I have many other examples. Some of the other ones are culturally dependent. I will also talk about a group I observed in Brazil where the boundaries seemed so loose that it could not work. They called it a Community Group, and it was a group of people from the favella, the poor neighborhood. Children were coming in and out, there were no boundaries, and still a woman was talking about being sexually assaulted, which is so sensitive. And, I thought, “How can she do this?” So, this is what I want to talk about, with many examples. And, I will use the demo group to show that it does happen. In the end I hope I can bring in some assumptions or speculations of what allows such a group to function well.

Karen:  What has it been like to tolerate the ‘impossible?’ My immediate impression is that you must have a tremendous ability to tolerate anxiety! And, what have these unique experiences taught you about yourself?

Haim:  I agree with you, you need to tolerate anxiety and ambiguity. One of the ways that I explain it is through creating an imaginary group in your mind, which has nothing to do with the therapy group. I will explain it more, but I must leave some for the conference. These Impossible Groups always surprise me.  I am always amazed at the power of the group, because what I have experienced is so surprising and unexpected, I usually feel very touched, lucky, and grateful that people are willing to take risks and that I am a part of it.
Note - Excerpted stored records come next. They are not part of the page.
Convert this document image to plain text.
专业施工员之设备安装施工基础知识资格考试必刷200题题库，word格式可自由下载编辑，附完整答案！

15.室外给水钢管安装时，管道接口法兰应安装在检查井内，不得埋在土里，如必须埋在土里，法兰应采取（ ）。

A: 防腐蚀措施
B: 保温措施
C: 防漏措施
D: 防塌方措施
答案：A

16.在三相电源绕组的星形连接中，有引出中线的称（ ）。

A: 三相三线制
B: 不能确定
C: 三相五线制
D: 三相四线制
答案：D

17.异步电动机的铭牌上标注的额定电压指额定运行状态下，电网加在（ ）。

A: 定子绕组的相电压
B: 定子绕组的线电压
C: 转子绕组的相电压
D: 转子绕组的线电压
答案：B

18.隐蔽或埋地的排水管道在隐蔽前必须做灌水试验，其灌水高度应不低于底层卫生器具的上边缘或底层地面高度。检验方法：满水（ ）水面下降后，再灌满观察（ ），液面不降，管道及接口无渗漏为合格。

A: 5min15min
Karen:  Finally, what do you hope conference attendees will take away from this weekend?

Haim:  I hope that the participants understand that they can do good enough groups even under circumstances that don’t seem like they are providing safety.  A lot of times people ask questions like, “I will be absent for two weeks, will my group survive?” I want people to understand that there is something in a group that is so powerful, that if you provide a presence, members will believe in their ability to overcome a lot of difficulty.  Another thing, I hope that participants take away some of my style and integrate it with some of theirs’. I hope that I will be able to be not too anxious to show how I am trying to be more present and create the right conditions in the demo groups. And, I hope to add some theory that people can take from the presentation as well. So, a combination of theory, of the demonstration group and experience, and of being more assured about our ability to do groups even under difficult conditions.

Karen:  It sounds like we are going to have a great weekend.  I am really looking forward to it!